Vegan Lemon Drizzle Pound Cake

This cake is so incredibly delicious and vibrant and zesty that it will spoil you for all other cakes.

Serves: 10


As icing on the cake:

1 cup of self-rising and three quarters of a cup of almond flour

1 cup

1 teaspoon baking powder

⅛ teaspoon salt

3 lemons, with the zest and the juice

½ cup

¾ cup unsweetened

To make the drizzle, you will need: 1 lemon, which has been zested and juiced; ½  cup demerara

How to prepare:

1. Set the oven to 350 degrees Fahrenheit while it preheats. Prepare a big pan by spraying it with cooking spray and lining it with parchment paper.

2. To make the cake, put the flour, almonds, sugar, baking powder, and salt into a big basin and mix them together. Lemon zest, lemon juice, olive oil, and should each be whisked together in a separate bowl. After adding the lemon juice combination to the mixture, fold everything together until it is thoroughly combined.

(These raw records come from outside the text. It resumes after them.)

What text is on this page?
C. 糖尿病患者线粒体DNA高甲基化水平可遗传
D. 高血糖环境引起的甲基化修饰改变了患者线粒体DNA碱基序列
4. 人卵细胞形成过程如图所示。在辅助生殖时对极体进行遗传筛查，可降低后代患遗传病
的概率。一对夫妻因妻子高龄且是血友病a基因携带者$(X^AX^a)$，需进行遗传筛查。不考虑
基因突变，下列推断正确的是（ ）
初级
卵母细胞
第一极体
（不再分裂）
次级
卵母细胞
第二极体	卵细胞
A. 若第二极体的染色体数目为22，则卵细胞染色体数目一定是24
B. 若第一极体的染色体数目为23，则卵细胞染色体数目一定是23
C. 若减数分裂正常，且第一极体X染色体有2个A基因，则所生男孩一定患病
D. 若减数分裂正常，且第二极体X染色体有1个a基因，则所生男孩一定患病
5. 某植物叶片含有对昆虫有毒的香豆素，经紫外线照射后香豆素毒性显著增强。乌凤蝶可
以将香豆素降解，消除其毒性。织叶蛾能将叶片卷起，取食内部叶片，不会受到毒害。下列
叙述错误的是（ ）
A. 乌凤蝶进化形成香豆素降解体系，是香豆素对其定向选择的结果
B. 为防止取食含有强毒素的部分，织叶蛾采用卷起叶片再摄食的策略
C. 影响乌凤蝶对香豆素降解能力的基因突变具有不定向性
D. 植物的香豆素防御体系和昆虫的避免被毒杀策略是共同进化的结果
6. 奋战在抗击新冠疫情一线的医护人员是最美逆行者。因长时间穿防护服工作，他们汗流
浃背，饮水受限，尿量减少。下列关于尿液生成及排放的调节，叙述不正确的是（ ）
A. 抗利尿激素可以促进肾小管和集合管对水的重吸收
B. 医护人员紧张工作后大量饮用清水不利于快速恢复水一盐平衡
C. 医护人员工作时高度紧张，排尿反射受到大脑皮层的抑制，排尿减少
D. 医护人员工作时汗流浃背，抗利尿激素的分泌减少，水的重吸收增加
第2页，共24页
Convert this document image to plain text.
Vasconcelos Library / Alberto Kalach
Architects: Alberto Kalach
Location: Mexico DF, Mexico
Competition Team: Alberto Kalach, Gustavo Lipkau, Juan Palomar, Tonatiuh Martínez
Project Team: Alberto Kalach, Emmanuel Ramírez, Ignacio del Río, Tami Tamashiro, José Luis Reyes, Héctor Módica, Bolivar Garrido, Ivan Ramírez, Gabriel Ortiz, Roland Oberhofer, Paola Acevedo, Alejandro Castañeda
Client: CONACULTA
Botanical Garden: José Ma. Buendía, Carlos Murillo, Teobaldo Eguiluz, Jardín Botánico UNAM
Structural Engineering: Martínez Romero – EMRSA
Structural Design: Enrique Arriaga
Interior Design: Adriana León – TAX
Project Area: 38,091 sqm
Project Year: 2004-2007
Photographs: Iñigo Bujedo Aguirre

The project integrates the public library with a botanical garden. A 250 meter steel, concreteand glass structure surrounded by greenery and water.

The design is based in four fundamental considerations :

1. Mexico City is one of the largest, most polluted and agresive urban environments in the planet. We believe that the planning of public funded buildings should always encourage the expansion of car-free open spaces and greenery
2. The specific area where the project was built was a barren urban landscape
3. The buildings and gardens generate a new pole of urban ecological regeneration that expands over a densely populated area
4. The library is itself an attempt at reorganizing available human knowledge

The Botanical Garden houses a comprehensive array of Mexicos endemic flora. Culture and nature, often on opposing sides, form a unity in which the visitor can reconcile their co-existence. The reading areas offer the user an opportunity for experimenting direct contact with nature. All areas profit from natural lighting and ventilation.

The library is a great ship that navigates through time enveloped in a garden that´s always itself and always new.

3. Pour the cake batter into the prepared loaf pan in a cautious manner. After placing in the oven, bake for 30 to 35 minutes, or until a knife inserted in the center comes out clean.

4. To make the drizzle, put the sugar, lemon juice, and lemon zest into a mixing bowl and whisk until the mixture is smooth.

5. After removing the cake from the oven, use a skewer to make many holes in the surface of the cake. Drizzle lemon dripping over cake, ensuring uniform covering. Let to cool completely in the pan before cutting into slices and serving.